Les étudiants apprennent à mieux gérer les questions liées au logement en France

Selon une étude récente de l’Unef, le logement représente une charge importante dans le budget annuel des étudiants. Il s’agit d’ailleurs de leur premier poste de dépense. Pour les aider, le syndicat étudiant réalise à chaque rentrée un classement des villes françaises en fonction de leur cherté.

Conformément à sa réputation, Paris reste la plus chère pour les loyers. Le coût du logement à Nanterre est également élevé et tend à s’aligner sur celui de la capitale.

Enfin, Créteil complète le top 3 des villes les plus chères en matière d’habitation pour les étudiants. Ces derniers doivent donc faire preuve de discernement pour pouvoir se loger sans se ruiner.

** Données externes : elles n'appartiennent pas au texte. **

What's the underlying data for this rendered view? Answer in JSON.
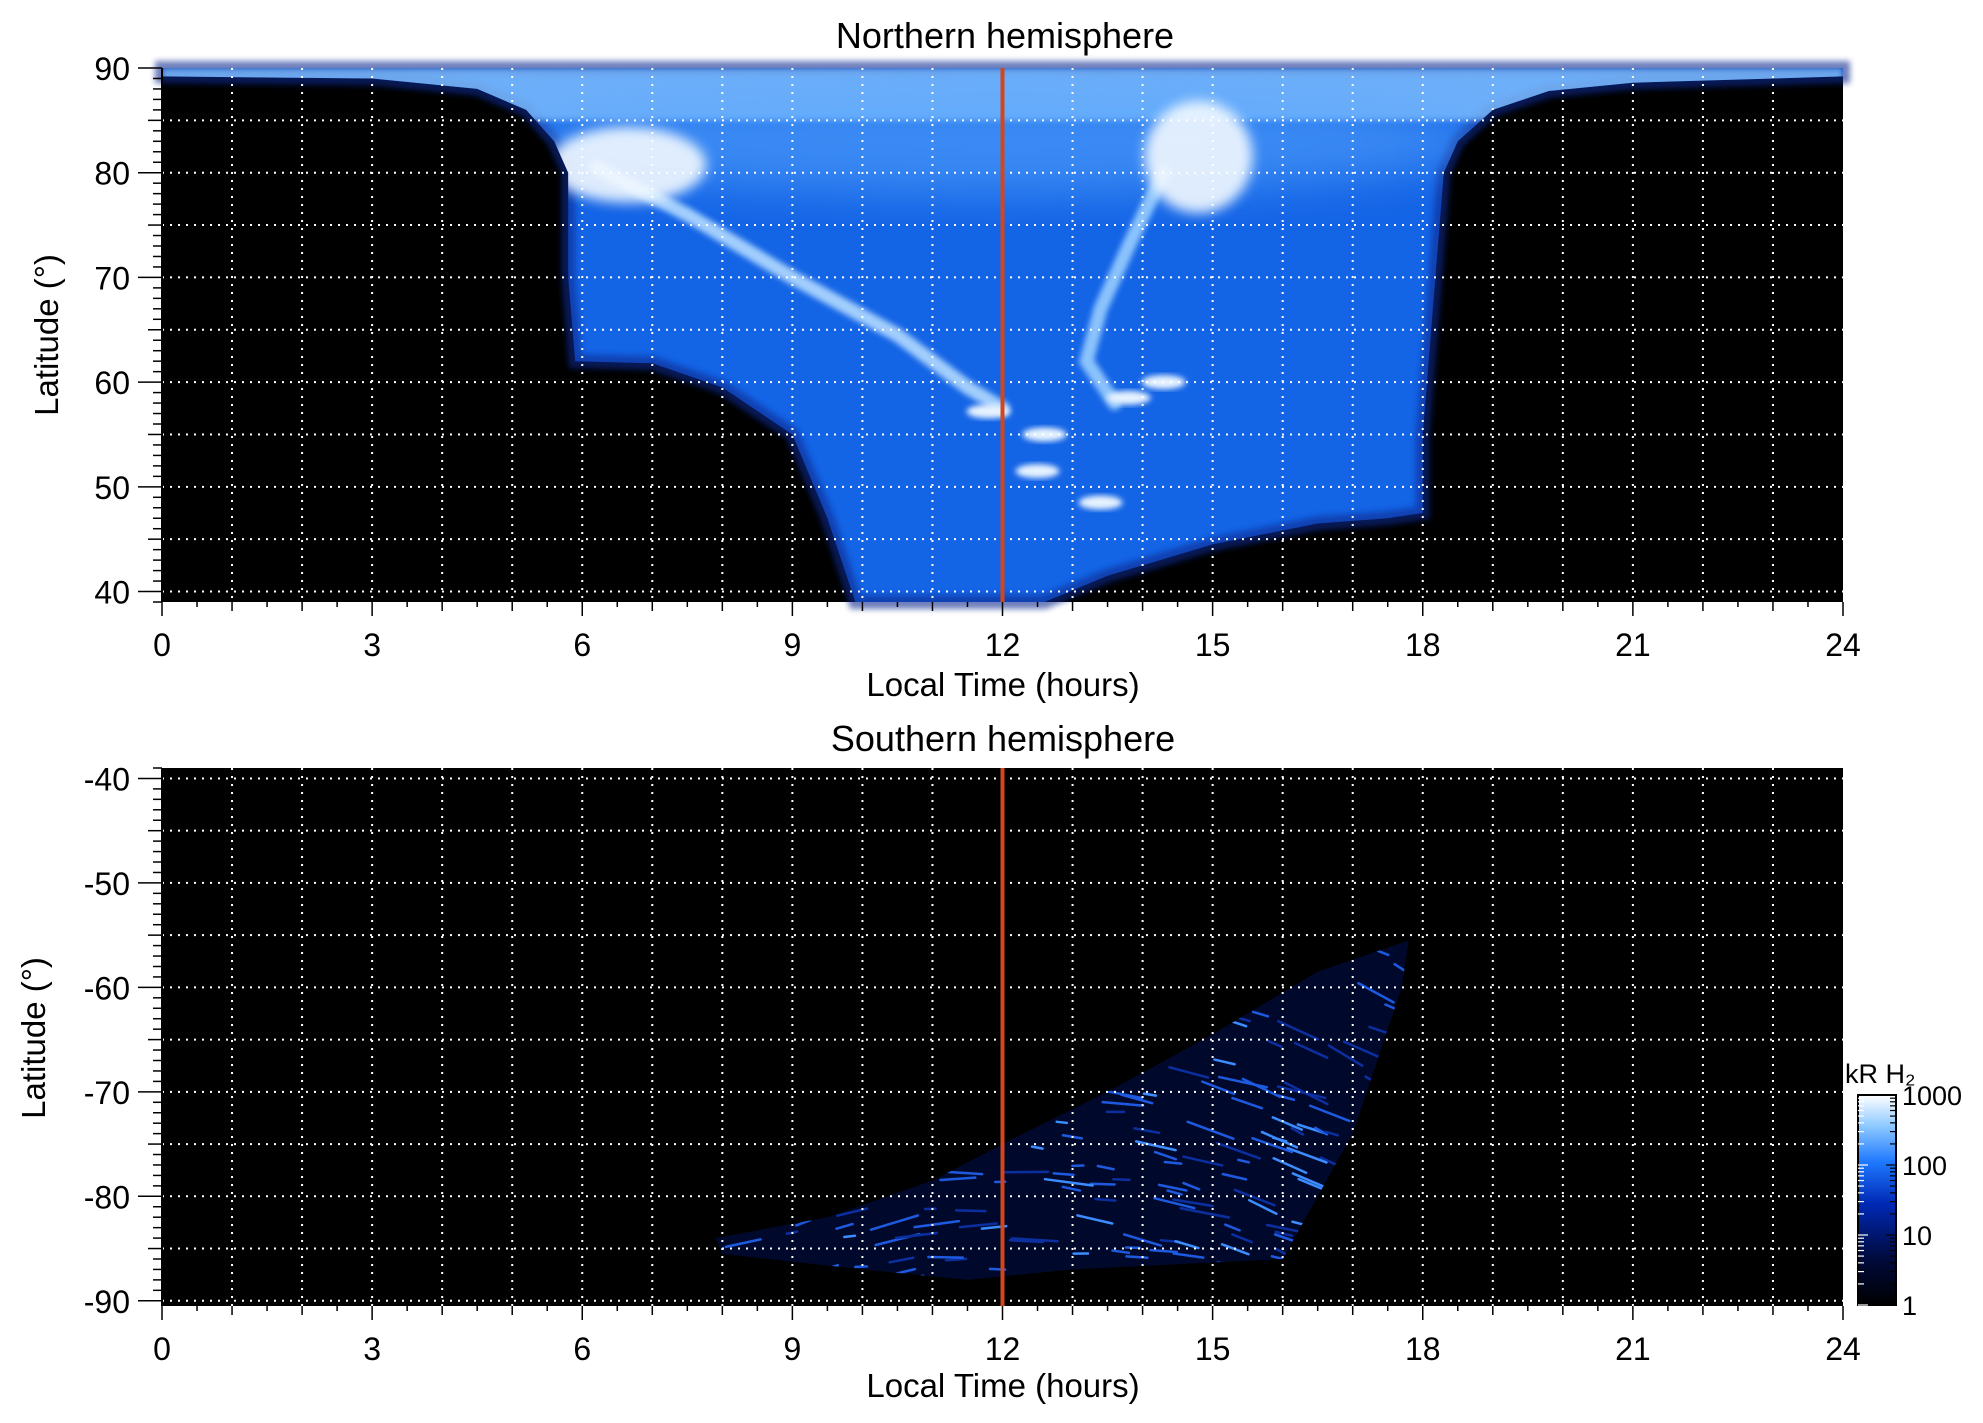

Les agglomérations les plus chères

D’après l’Unef, les loyers des logements pour étudiants à Paris ont augmenté de près de 5,18 % en seulement une année. Il s’agit d’un phénomène assez logique, car la demande dans le secteur est réellement forte dans la capitale. De plus, le nombre d’étudiants en France ne cesse de croître chaque année.

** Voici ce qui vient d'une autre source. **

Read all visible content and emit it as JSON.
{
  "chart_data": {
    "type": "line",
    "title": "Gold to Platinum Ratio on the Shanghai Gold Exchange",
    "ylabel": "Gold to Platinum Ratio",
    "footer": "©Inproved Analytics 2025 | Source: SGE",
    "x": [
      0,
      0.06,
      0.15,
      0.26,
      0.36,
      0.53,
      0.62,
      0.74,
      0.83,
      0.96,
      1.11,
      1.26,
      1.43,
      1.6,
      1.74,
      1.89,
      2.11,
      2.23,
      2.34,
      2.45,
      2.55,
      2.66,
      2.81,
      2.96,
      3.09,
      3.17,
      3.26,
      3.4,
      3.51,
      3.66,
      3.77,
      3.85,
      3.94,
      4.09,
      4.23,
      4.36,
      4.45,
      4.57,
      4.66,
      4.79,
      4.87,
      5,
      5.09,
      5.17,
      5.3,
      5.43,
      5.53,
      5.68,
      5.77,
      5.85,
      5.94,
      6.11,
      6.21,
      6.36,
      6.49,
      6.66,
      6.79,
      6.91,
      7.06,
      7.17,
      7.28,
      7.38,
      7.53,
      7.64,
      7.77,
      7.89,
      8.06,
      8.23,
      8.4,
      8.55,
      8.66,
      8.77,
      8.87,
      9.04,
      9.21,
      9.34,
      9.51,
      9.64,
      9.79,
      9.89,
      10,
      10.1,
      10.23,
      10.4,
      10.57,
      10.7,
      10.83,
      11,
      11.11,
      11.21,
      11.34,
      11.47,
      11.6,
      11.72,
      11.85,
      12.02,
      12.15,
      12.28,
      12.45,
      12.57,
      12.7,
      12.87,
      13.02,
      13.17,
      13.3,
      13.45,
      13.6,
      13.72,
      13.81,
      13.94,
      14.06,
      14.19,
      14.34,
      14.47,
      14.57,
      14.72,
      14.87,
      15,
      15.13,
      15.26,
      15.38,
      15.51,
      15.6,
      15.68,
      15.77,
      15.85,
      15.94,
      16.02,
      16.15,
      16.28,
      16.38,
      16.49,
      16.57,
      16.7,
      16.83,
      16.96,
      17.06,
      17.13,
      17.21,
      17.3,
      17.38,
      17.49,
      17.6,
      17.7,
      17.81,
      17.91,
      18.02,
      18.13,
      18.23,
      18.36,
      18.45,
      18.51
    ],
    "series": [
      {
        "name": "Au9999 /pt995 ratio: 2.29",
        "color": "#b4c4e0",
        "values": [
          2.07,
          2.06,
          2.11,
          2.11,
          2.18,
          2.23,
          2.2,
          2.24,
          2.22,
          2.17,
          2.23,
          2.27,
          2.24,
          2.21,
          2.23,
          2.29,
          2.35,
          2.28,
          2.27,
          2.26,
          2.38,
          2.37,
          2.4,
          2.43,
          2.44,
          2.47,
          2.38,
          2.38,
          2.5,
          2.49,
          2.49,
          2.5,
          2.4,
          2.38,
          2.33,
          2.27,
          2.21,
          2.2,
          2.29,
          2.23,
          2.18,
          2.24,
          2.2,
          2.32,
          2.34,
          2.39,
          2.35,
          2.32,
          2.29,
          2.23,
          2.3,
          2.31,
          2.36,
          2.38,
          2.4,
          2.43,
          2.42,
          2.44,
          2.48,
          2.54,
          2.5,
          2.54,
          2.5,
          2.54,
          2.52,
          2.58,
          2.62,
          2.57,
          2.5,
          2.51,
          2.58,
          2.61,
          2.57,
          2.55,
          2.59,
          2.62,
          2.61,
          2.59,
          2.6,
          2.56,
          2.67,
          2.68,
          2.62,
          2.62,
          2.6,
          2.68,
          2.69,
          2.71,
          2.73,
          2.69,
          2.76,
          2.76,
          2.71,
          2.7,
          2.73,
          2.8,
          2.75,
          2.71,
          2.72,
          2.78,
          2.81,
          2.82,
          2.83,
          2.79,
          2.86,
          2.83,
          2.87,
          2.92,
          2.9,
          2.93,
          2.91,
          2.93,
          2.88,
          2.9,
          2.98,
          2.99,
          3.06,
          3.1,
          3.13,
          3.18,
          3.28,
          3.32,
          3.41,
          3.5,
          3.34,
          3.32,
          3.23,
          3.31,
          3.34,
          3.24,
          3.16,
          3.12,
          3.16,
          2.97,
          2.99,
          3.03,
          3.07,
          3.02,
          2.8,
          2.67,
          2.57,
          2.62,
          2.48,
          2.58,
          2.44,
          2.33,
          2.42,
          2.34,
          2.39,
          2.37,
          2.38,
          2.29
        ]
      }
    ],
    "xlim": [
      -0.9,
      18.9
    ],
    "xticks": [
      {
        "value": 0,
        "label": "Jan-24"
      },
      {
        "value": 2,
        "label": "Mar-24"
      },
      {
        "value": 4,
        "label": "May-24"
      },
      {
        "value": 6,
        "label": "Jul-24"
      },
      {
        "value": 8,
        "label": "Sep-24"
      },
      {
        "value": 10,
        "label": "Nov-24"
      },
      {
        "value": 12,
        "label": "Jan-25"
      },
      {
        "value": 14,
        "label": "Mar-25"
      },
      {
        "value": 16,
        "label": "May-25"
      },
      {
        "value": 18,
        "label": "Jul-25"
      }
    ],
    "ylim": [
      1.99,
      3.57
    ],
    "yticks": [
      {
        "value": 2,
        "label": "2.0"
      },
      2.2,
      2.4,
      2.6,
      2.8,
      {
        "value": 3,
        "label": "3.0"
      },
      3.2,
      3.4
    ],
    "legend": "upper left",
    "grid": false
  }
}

La région la plus chère cette année reste l’Île-de-France. Les prix des logements étudiants y sont généralement élevés. Ses villes occupent d’ailleurs les 9 premières places du classement. Nice clôt ce top 10 avec un loyer moyen évalué à 590 euros pour les habitations pour étudiant. En revanche, les prix dans cette catégorie sont nettement plus avantageux au Mans, avec ses loyers de 340 euros en moyenne.

Au regard des prix sur le marché, les étudiants choisissent souvent de vivre loin des campus universitaires pour bénéficier de loyers plus abordables. Ainsi, comme le souligne l’Unef, les transports représentent aussi un budget important durant tout le cursus de l’étudiant.

Sur ce point, les Franciliens sont également pénalisés par un forfait de 342 euros par an en moyenne, pour les étudiants non boursiers. À titre de comparaison, la moyenne nationale dans le domaine est établie à 265 euros par an.


En matière de cherté des transports, l’Île-de-France est suivie par Rennes (336 euros), Lyon (320 euros), Lille (302 euros), Bordeaux (236 euros) et Marseille (220 euros). D’un autre côté, Aix-en-Provence et Limoges affichent les prix les plus bas dans ce domaine, avec respectivement 100 euros et 90 euros de forfaits annuels.

Gestion optimale des dépenses connexes

L’assurance habitation étudiant est une question étroitement liée au choix du logement. En règle générale, les étudiants cherchent à concilier deux critères, à savoir un tarif avantageux et une couverture étendue. La solution la plus utilisée pour trouver de bons plans dans le domaine reste le comparateur d’assurance, surtout dans une ville chère.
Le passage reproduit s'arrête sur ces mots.